Can I get caught?

[-0MEGA-];1109980 said:
It's hilarious, but I have to say I'm not surprised. :P

Technically since OS X is Unix and Unix is so bad ass, I can control the camera from the command line. I could feasibly send some unix commands via script or over ssh or whatever that could turn it on and take pictures....

I of course don't have the hours that would take to fiddle with it, but it could be a pretty funny prank
 
If all of them had a direct connection to the internet that means that every client machine in your network would have a public IP, which I know for a fact is never the case.
Me and my 10.10.*.* IP address agree. :P
We have some paranoid users at my work that put tape over the built in web cam in their laptops because they think we spy on them through the web cam, LMAO.....
Were I used to work we had some Dells that had an issue with USB mouses, the pointer would occasionally skip off to some extreme end of the screen. One guy I worked with was convinced that this was actually the company taking a screenshot of what you were doing.
 
Well I have fought tooth and nail with users before over control of the mouse so that could have been true. It gets fun when I use the say command.....

Of course I never cross the line, but I do like to have a bit of humor when I work.
 
True enough it could have been but when I hooked a PS/2 mouse up it never happened.
Of course I never cross the line, but I do like to have a bit of humor when I work.
You have to, you'd go insane if you didn't :P :D
 
If you have access to a mac, you should open up terminal and play around with the say command. It can get quite fun.

If a user is not letting me control their desktop I will send a say command, and usually add in something like this

Code:
say 'Please run the update on your computer, and obey the robot god!'

harmless fun if you ask me.
 
Yes and no. It can easily be disabled but 'net send' can send messages to networked Windows machines.

Well the Mac version is text to speech, so it actually talks to you, and the command line is never shown the user doesn't know that I am sending them a command.
 
My school and last job all directly connected to ethernet ports in the walls.
*ahem* orly? Like 0mega said, those ethernet ports somehow end up being connected to a router through which all the internet traffic goes...

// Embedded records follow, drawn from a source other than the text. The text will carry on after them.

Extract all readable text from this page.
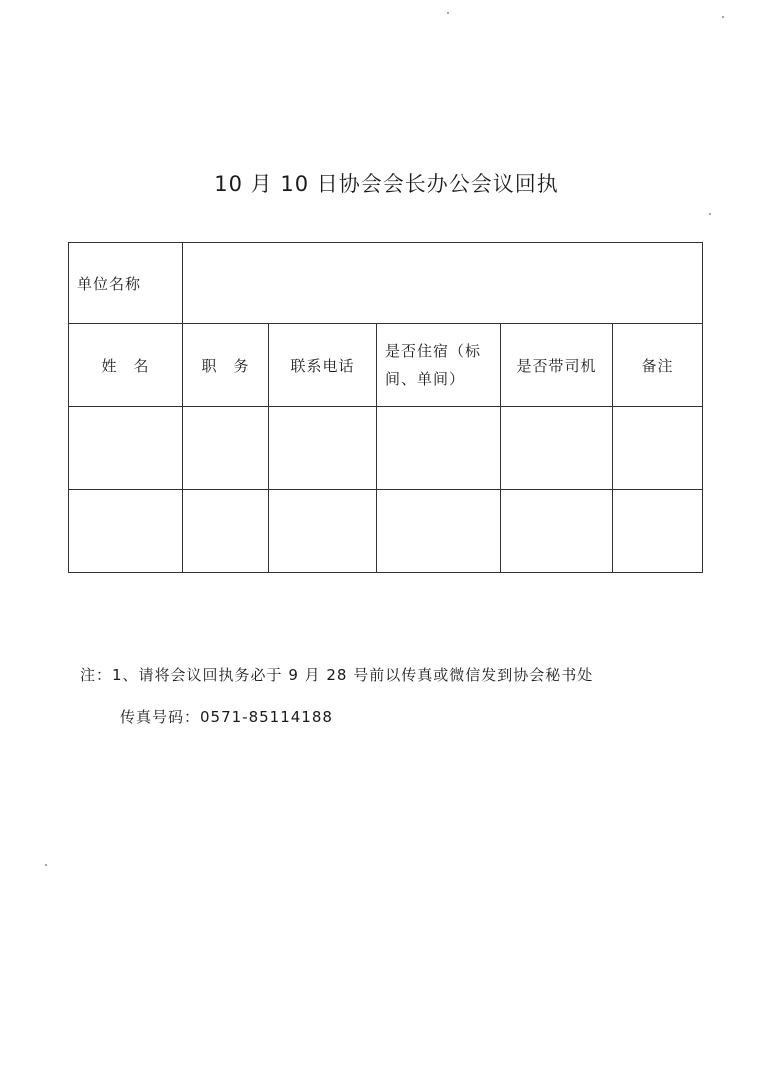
10 月 10 日协会会长办公会议回执
单位名称					
姓　名	职　务	联系电话	是否住宿（标间、单间）	是否带司机	备注

注：1、请将会议回执务必于 9 月 28 号前以传真或微信发到协会秘书处
传真号码：0571-85114188
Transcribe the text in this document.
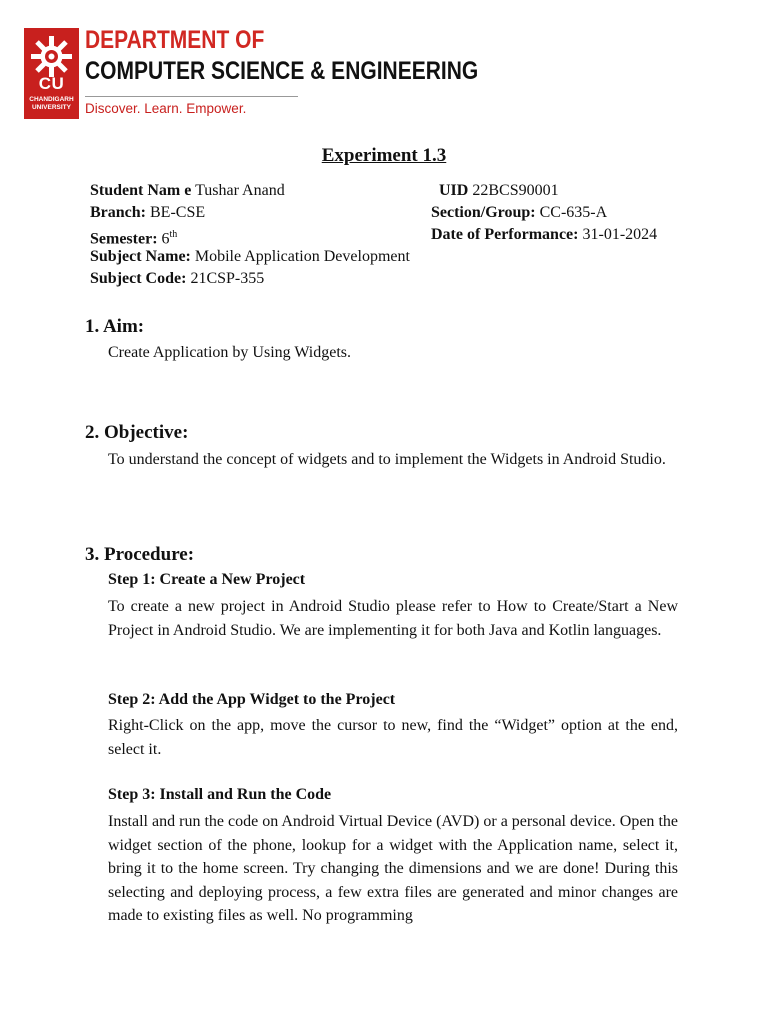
CU
CHANDIGARH
UNIVERSITY
DEPARTMENT OF
COMPUTER SCIENCE & ENGINEERING
Discover. Learn. Empower.
Experiment 1.3
Student Nam e Tushar Anand	UID 22BCS90001
Branch: BE-CSE	Section/Group: CC-635-A
Semester: 6th	Date of Performance: 31-01-2024
Subject Name: Mobile Application Development
Subject Code: 21CSP-355
1. Aim:
Create Application by Using Widgets.
2. Objective:
To understand the concept of widgets and to implement the Widgets in Android Studio.
3. Procedure:
Step 1: Create a New Project
To create a new project in Android Studio please refer to How to Create/Start a New Project in Android Studio. We are implementing it for both Java and Kotlin languages.
Step 2: Add the App Widget to the Project
Right-Click on the app, move the cursor to new, find the “Widget” option at the end, select it.
Step 3: Install and Run the Code
Install and run the code on Android Virtual Device (AVD) or a personal device. Open the widget section of the phone, lookup for a widget with the Application name, select it, bring it to the home screen. Try changing the dimensions and we are done! During this selecting and deploying process, a few extra files are generated and minor changes are made to existing files as well. No programming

They don't usually go through the server, but they go through a firewall which keeps records of website hits, internet traffic per device, history, etc.
I would've thought the traffic usually goes through some sort of proxy... it does in our school at least. Oh, well...
 
I would've thought the traffic usually goes through some sort of proxy... it does in our school at least. Oh, well...
It was just your phrasing, when you say "go through" It leads me to believe that you meant all the traffic physically goes through the server before it reaches the internet, usually you have your servers on a switch or router which then go out to the internet. You don't want the network to completely shutdown if the server that all network traffic went through died.